Einstein's theory modifies the kinetic energy calculation for these situations. The correct formula, which takes into account relativistic effects, is given by \( K = m_0c^2(1 - \sqrt{1 - v^2/c^2}) \), where \( m_0 \) is the rest mass of the object and \( v \) is its velocity. The term \( m_0c^2 \) represents the rest energy of the object, and the complete equation accounts for the additional energy required to move the object from rest up to the velocity 'v'.

In our context, electron acceleration refers to the process of increasing an electron's velocity. It is commonly achieved by applying a potential difference, which creates an electric field that impels the electron to accelerate. Since electrons have charge, they naturally respond to such electric fields.

When electrons are accelerated to high speeds approaching the speed of light, as in particle accelerators or certain electronic devices, relativistic effects become significant. The mass of an electron appears to increase as its speed increases, demanding more and more energy to continue accelerating. This concept is vital for the exercise at hand, as we calculate the potential difference needed to attain a given fraction of the speed of light.

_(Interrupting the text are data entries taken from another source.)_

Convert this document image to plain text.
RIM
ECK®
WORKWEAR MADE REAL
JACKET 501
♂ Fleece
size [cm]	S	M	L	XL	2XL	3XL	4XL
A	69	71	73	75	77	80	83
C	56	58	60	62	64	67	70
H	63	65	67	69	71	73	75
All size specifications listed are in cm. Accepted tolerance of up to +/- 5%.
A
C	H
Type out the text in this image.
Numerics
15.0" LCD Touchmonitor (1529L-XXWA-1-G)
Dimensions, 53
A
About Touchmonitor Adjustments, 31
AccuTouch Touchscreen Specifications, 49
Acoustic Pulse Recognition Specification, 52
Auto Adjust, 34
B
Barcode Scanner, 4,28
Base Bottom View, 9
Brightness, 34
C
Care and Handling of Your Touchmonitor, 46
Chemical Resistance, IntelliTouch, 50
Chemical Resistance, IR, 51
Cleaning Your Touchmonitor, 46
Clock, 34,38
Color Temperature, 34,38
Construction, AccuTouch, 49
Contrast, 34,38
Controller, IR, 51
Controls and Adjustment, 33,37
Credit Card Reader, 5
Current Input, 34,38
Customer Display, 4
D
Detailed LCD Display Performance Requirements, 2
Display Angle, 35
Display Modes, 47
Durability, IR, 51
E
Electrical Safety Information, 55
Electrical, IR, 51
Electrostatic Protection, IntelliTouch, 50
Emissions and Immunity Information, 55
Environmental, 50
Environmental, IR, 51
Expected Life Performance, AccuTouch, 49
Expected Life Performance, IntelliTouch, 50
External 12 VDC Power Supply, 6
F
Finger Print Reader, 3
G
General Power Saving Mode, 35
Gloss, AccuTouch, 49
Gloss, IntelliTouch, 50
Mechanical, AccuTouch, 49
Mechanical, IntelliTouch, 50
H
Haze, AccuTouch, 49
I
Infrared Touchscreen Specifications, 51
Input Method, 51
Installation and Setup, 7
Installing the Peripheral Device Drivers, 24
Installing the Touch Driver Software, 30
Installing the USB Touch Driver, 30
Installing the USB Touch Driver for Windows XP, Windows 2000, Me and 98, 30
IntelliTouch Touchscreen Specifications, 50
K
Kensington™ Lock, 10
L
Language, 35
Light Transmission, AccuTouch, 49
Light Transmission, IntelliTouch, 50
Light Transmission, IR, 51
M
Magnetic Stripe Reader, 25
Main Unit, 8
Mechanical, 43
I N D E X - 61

Finally, the notion of energy conversion is pivotal in moving from one unit of energy to another. In the realm of atomic and subatomic particles, it is often convenient to express energies in electron volts (eV), rather than the standard Joules (J) used in classical mechanics. One electron volt is defined as the amount of kinetic energy gained by an electron when it's accelerated through an electric potential difference of one volt.

The conversion factor between Joules and electron volts is a key piece of information, with \( 1 eV = 1.602 \times 10^{-19} J \). Using this conversion factor, we can translate the kinetic energy determined through special relativity calculations in Joules to a more conveniently small and manageable figure in electron volts, which is done in the final step of our exercise.